Butternut squash. Any pumpkin or squash of your choice can be substituted. `I love using butternut squash because it is incredibly sweet and blends into the most velvety soup. Extra-virgin olive oil. Honey. Maple syrup can be substituted. Vegetables: I used leeks, onion, carrots, celery and fresh garlic cloves to add tons of flavor to the soup. Herbs: I used fresh thyme and bay leaves but other herbs that work well with butternut squash like sage, rosemary and oregano can also be used. Both fresh herbs and dry herbs work well in soups. You could also add spices like curry powder, cumin or cinnamon. Stock/broth: Chicken broth/vegetable broth. This really depends on your dietary requirements. I usually have homemade chicken broth in the freezer so most often just use that. Heavy cream/whipping cream. For vegan butternut squash soup, use coconut milk or cream instead. Salt and black pepper.
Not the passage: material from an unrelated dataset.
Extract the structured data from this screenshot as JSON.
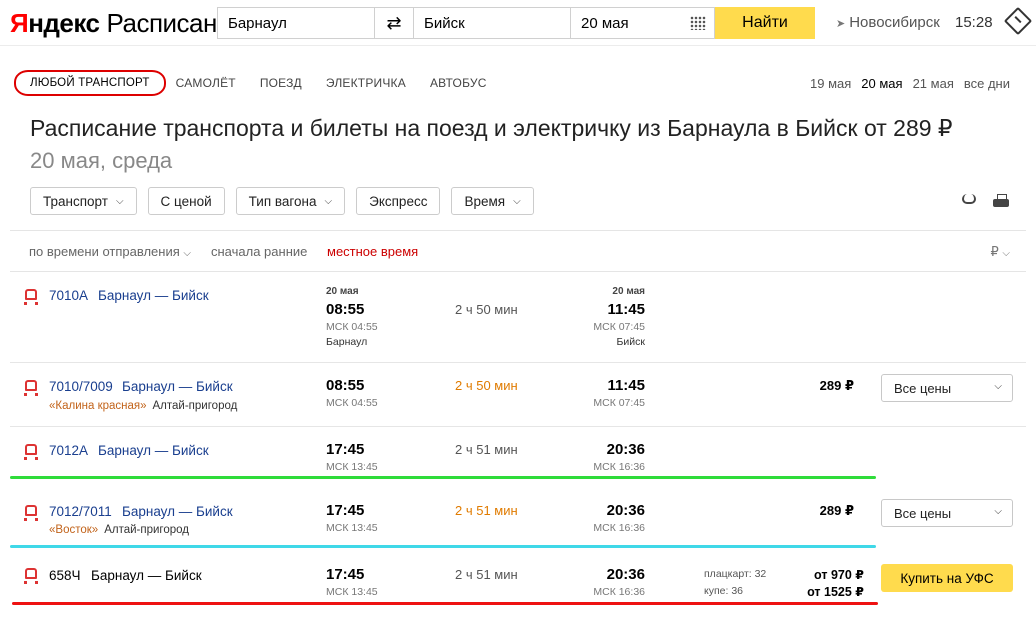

How to make butternut squash soup

Can you freeze butternut squash soup?

This easy butternut squash soup recipe is GREAT for freezing. I usually make a double or triple quantity of the soup then freeze the remainder in smaller portions, perfect for defrosting and serving as a quick lunch or dinner. You could leave out the cream to make the soup even more stable when freezing but other than that, you can freeze it as is. The soup can be kept in airtight containers in the refrigerator for up to 4 days and reheated in the microwave or on the stove in a small saucepan. If you want to meal prep butternut soup ahead, you could skip the roasting and just place all the chopped vegetables in freezer bags ready to be added to your slow cooker or Instant Pot with stock and aromatics. Of course the flavor will be slightly altered as roasting the butternut squash adds so much caramelized flavor but this is still a great way to get a delicious, healthy and easy meal on the table fast.